Posto che non ho ancora ottenuto risposta in merito al semplice quesito: “chi vieta, oggi, di dimezzare i costi di TUTTA la politica?” vediamo di fare chiarezza.
Visto che non si tratta della cancellazione, bensì di una trasformazione dell’istituzione di Palazzo Madama, voglio capire da dove saltano fuori questi 500 milioni di euro.
La legge costituzionale Boschi prevede per i futuri Senatori, ridotti a meno di un terzo nel numero, l’azzeramento delle indennità per la loro carica, essendo essi già pagati per le funzioni che svolgono presso gli Enti Locali.
Attualmente l’importo lordo dell’indennità di ciascun Senatore è pari a 10.385 euro mensili.
Cancellare questa voce di spesa per tutti i 320 Senatori ci farebbe quindi risparmiare circa 40 milioni di euro l’anno.
Ma non vogliamo pensare anche al rimborso spese di soggiorno a Roma che ogni anno costano agli italiani circa 20 milioni?
Si pensiamoci anche se i futuri senatori non andrebbero tutti i giorni a Roma…chi lavorerebbe, altrimenti, al loro posto?
Le occasioni di “volare” verso Roma dovrebbero diminuire visto che il Senato sarebbe chiamato a lavorare soltanto sulle proposte di legge costituzionali e su quelle che riguardano i territori e l’Europa, mentre non voterebbe più né le leggi di bilancio né la fiducia al governo.
Ed i dipendenti in forze a Palazzo Madama?
Che facciamo? Li mettiamo in fila per cercare un posto che non c’è?
Nel bilancio questa voce di spesa grava per circa 130 milioni l’anno.
Se snellissero la schiera di dipendenti aumenterebbe, tuttavia, la spesa per il personale in quiescenza, che attualmente pesa sul bilancio più o meno per la stessa cifra.
Con la diminuzione del numero di Senatori dovrebbe verosimilmente diminuire la spesa per i loro segretari e consulenti, che ammonta a circa 15 milioni annui.
La “rottamazione” di tanti Senatori, tuttavia, inevitabilmente provocherà un incremento della voce di spesa riguardante i parlamentari cessati dal mandato, che ammonta già a oltre 80 milioni di euro.
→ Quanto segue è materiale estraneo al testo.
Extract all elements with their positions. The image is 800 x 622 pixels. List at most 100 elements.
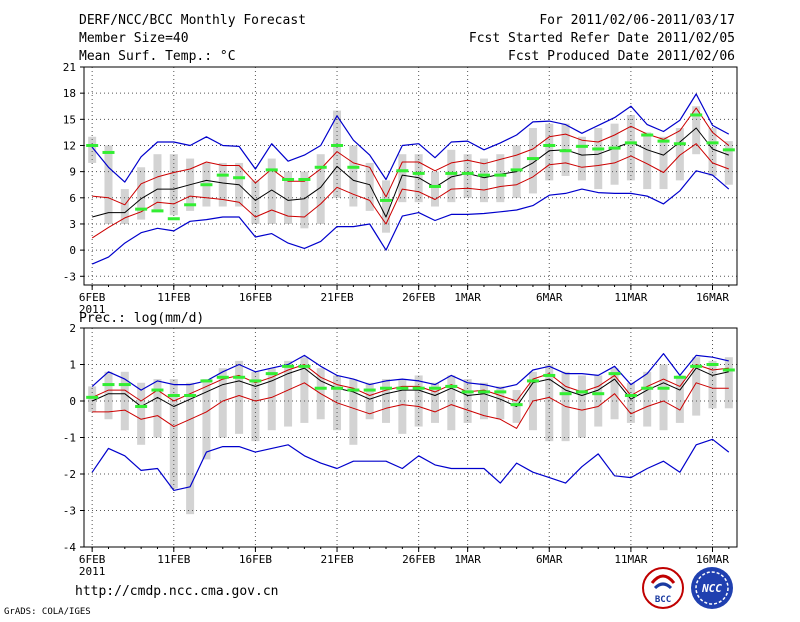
temp-observed-mark: [151, 209, 164, 213]
precip-observed-mark: [233, 375, 246, 379]
precip-xtick-label: 21FEB: [320, 553, 353, 566]
precip-range-bar: [447, 375, 456, 431]
temp-xtick-label: 11MAR: [614, 291, 647, 304]
temperature-observed-marks: [86, 113, 735, 221]
precip-observed-mark: [184, 394, 197, 398]
temp-ytick-label: 0: [69, 244, 76, 257]
temp-range-bar: [137, 167, 146, 220]
precip-observed-mark: [282, 364, 295, 368]
temp-observed-mark: [706, 141, 719, 145]
precip-observed-mark: [249, 379, 262, 383]
precip-observed-mark: [706, 363, 719, 366]
bcc-logo-wave: [653, 582, 673, 590]
precip-observed-mark: [722, 368, 735, 372]
temp-upper-outer-line: [91, 93, 730, 183]
precip-ytick-label: -3: [63, 505, 76, 518]
temp-range-bar: [104, 145, 113, 224]
precip-observed-mark: [477, 390, 490, 394]
temp-observed-mark: [461, 171, 474, 175]
bcc-logo-text: BCC: [655, 595, 671, 605]
precip-observed-mark: [363, 388, 376, 392]
temp-observed-mark: [265, 168, 278, 172]
member-size-label: Member Size=40: [79, 31, 189, 46]
precip-range-bar: [479, 382, 488, 420]
precip-range-bar: [235, 360, 244, 434]
precip-range-bar: [202, 379, 211, 460]
precip-ytick-label: 2: [69, 322, 76, 335]
precip-observed-mark: [641, 386, 654, 390]
bcc-logo-arc: [650, 574, 676, 584]
precip-range-bar: [218, 368, 227, 438]
precip-observed-mark: [461, 390, 474, 394]
precip-observed-mark: [510, 403, 523, 407]
temp-range-bar: [496, 154, 505, 203]
temp-range-bar: [528, 128, 537, 194]
temp-range-bar: [708, 128, 717, 176]
precip-upper-outer-line: [91, 353, 729, 391]
precip-observed-mark: [331, 386, 344, 390]
precip-ensemble-mean-line: [91, 367, 729, 407]
precip-observed-mark: [575, 390, 588, 394]
temp-range-bar: [169, 154, 178, 216]
precip-xtick-label: 6MAR: [536, 553, 563, 566]
temp-observed-mark: [298, 177, 311, 181]
figure-title: DERF/NCC/BCC Monthly Forecast: [79, 13, 306, 28]
precip-observed-mark: [298, 364, 311, 368]
temperature-grid: [84, 67, 737, 285]
temp-observed-mark: [624, 141, 637, 145]
temp-range-bar: [349, 145, 358, 207]
temp-xtick-label: 6MAR: [536, 291, 563, 304]
precip-ytick-label: -1: [63, 432, 76, 445]
precip-range-bar: [675, 375, 684, 423]
precip-range-bar: [643, 371, 652, 427]
temp-observed-mark: [347, 165, 360, 169]
precip-range-bar: [496, 386, 505, 420]
temp-frame: [83, 66, 738, 286]
temp-observed-mark: [575, 144, 588, 148]
precip-range-bar: [430, 382, 439, 423]
temp-lower-inner-line: [91, 143, 729, 239]
precip-observed-mark: [657, 386, 670, 390]
temp-observed-mark: [86, 143, 99, 147]
precip-xtick-label: 16MAR: [696, 553, 729, 566]
precip-observed-mark: [543, 373, 556, 377]
temperature-series-lines: [91, 93, 730, 265]
temp-range-bar: [675, 128, 684, 181]
precip-range-bar: [365, 382, 374, 420]
precip-observed-mark: [559, 392, 572, 396]
temp-range-bar: [398, 154, 407, 203]
bcc-logo-ring: [642, 567, 684, 609]
temp-observed-mark: [216, 173, 229, 177]
source-url[interactable]: http://cmdp.ncc.cma.gov.cn: [75, 584, 279, 599]
temp-ytick-label: 15: [63, 113, 76, 126]
precip-range-bar: [545, 364, 554, 442]
precip-range-bar: [251, 371, 260, 442]
temp-observed-mark: [428, 184, 441, 188]
precip-range-bar: [626, 382, 635, 423]
precip-observed-mark: [445, 384, 458, 388]
precip-range-bar: [88, 386, 97, 412]
temp-range-bar: [365, 162, 374, 211]
precip-ytick-label: -4: [63, 541, 77, 554]
temp-range-bar: [251, 180, 260, 224]
temp-range-bar: [88, 136, 97, 163]
temp-observed-mark: [233, 176, 246, 180]
precip-year-label: 2011: [79, 565, 106, 578]
temp-range-bar: [218, 162, 227, 207]
precip-range-bar: [104, 371, 113, 420]
forecast-period-label: For 2011/02/06-2011/03/17: [539, 13, 735, 28]
bcc-logo: BCC: [642, 567, 684, 609]
precip-xtick-label: 16FEB: [239, 553, 272, 566]
precip-range-bar: [267, 368, 276, 431]
precip-observed-mark: [592, 392, 605, 396]
precip-range-bar: [398, 379, 407, 434]
precip-observed-mark: [526, 379, 539, 383]
precip-observed-mark: [412, 386, 425, 390]
temp-observed-mark: [543, 143, 556, 147]
temp-range-bar: [382, 180, 391, 233]
temp-range-bar: [545, 123, 554, 181]
temp-range-bar: [577, 136, 586, 181]
ncc-logo: NCC: [691, 567, 733, 609]
precip-range-bar: [349, 379, 358, 445]
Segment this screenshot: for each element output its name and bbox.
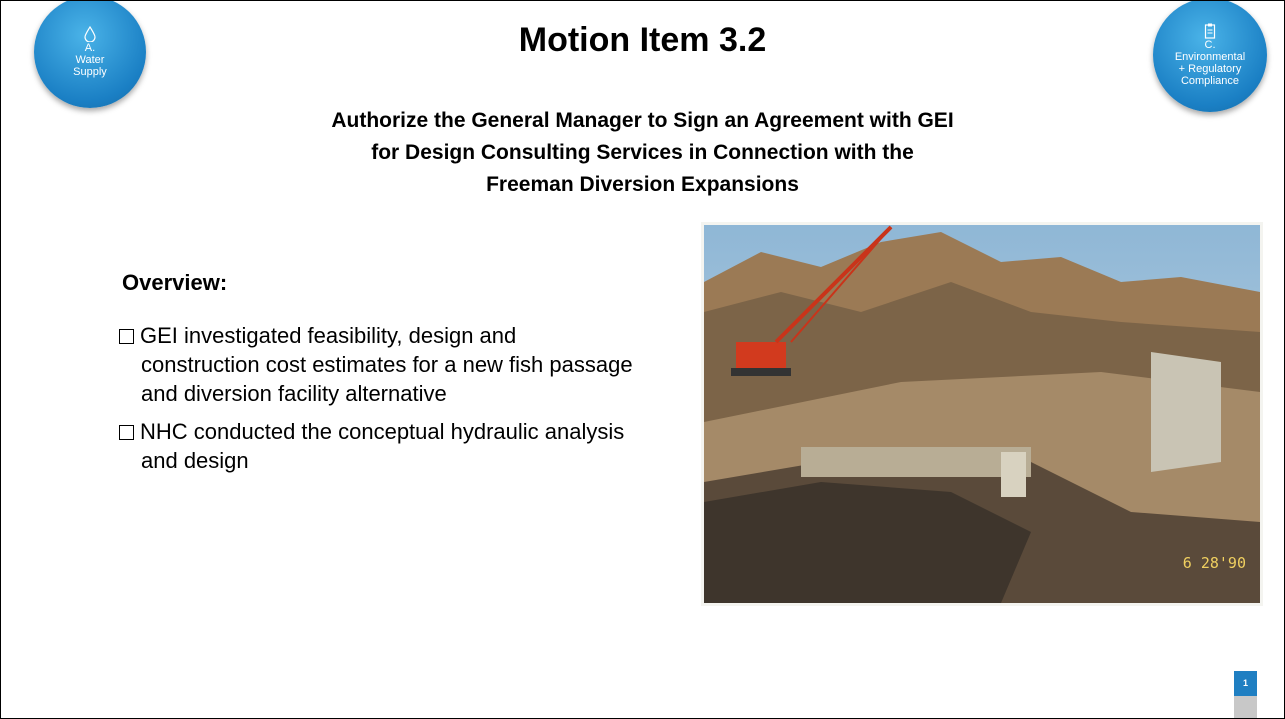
bullet-list: GEI investigated feasibility, design and… — [119, 321, 639, 484]
checkbox-icon — [119, 329, 134, 344]
date-stamp: 6 28'90 — [1183, 554, 1246, 572]
subtitle-line: Authorize the General Manager to Sign an… — [1, 105, 1284, 137]
overview-heading: Overview: — [122, 270, 227, 296]
title: Motion Item 3.2 — [1, 21, 1284, 60]
photo: 6 28'90 — [701, 222, 1263, 606]
subtitle-line: Freeman Diversion Expansions — [1, 169, 1284, 201]
slide: A. Water Supply C. Environmental + Regul… — [0, 0, 1285, 719]
bullet: NHC conducted the conceptual hydraulic a… — [119, 417, 639, 475]
bullet-text: NHC conducted the conceptual hydraulic a… — [140, 419, 624, 473]
checkbox-icon — [119, 425, 134, 440]
bullet-text: GEI investigated feasibility, design and… — [140, 323, 633, 406]
subtitle: Authorize the General Manager to Sign an… — [1, 105, 1284, 201]
badge-line: Compliance — [1181, 75, 1239, 87]
bullet: GEI investigated feasibility, design and… — [119, 321, 639, 408]
subtitle-line: for Design Consulting Services in Connec… — [1, 137, 1284, 169]
page-number: 1 — [1234, 671, 1257, 696]
badge-line: Supply — [73, 66, 107, 78]
badge-line: + Regulatory — [1179, 63, 1242, 75]
page-tab — [1234, 696, 1257, 718]
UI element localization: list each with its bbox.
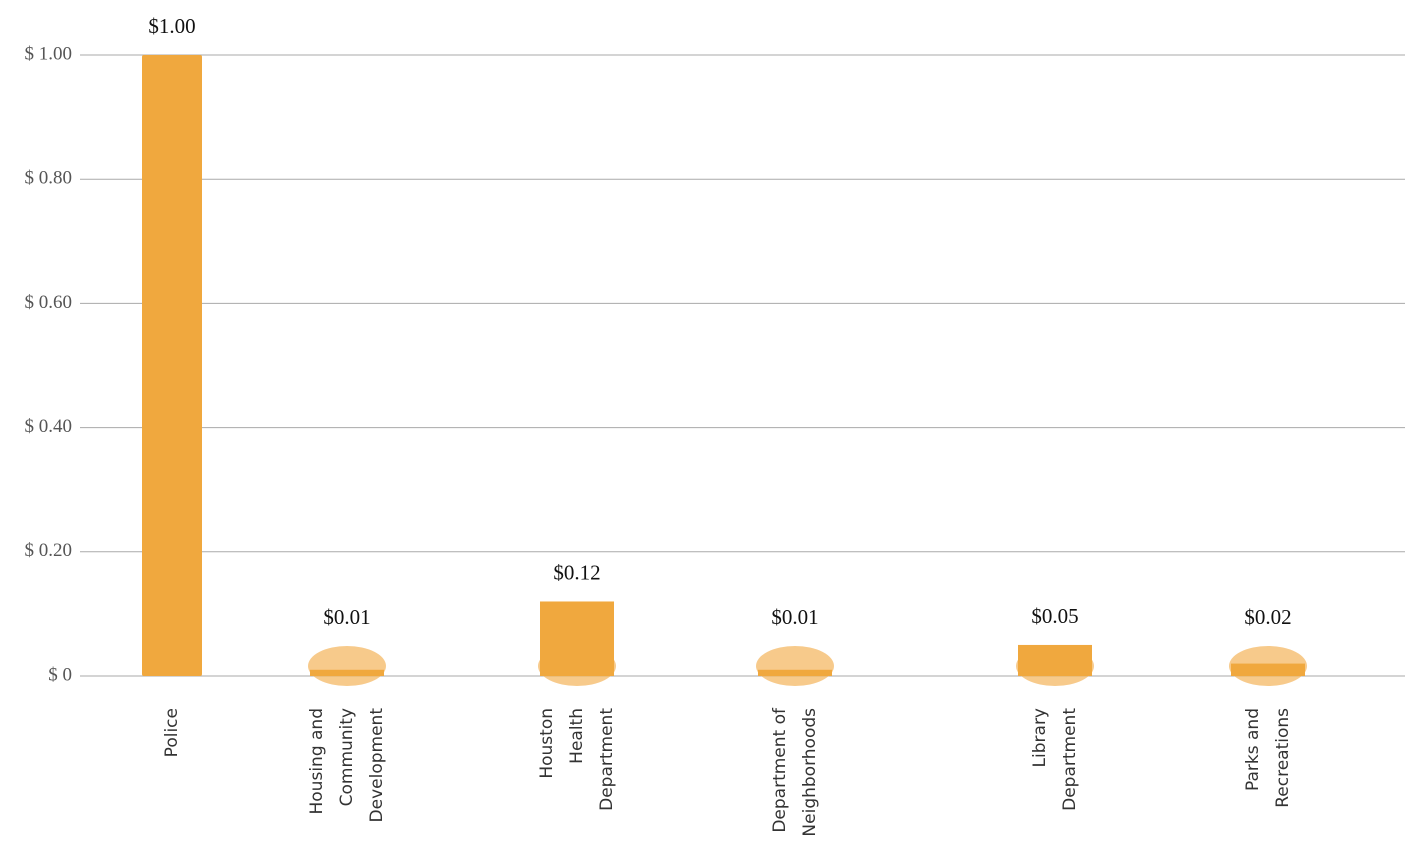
value-label: $0.05 bbox=[1031, 604, 1078, 628]
x-tick-label-line: Development bbox=[367, 708, 387, 823]
x-tick-label-line: Neighborhoods bbox=[800, 708, 820, 837]
x-tick-label-line: Library bbox=[1030, 708, 1050, 767]
value-label: $0.01 bbox=[323, 605, 370, 629]
x-tick-label: Library Department bbox=[1030, 708, 1080, 811]
y-tick-label: $ 0.20 bbox=[25, 540, 73, 561]
y-tick-label: $ 0.80 bbox=[25, 168, 73, 189]
bar bbox=[1018, 644, 1092, 676]
x-tick-label-line: Department bbox=[1060, 708, 1080, 811]
y-tick-label: $ 1.00 bbox=[25, 43, 73, 64]
y-tick-label: $ 0.40 bbox=[25, 416, 73, 437]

Per tutti i servizi di cui fanno uso attualmente i Senatori, dal ristorante alla cancelleria, spendiamo ogni anno quasi 60 milioni di euro
Anche ipotizzando un decurtamento ad un terzo di tale capitolo di spesa, proporzionale al dimezzamento nel numero dei Senatori, il risparmio ulteriore conseguibile con la riforma del governo Renzi sarebbe di circa 40 milioni.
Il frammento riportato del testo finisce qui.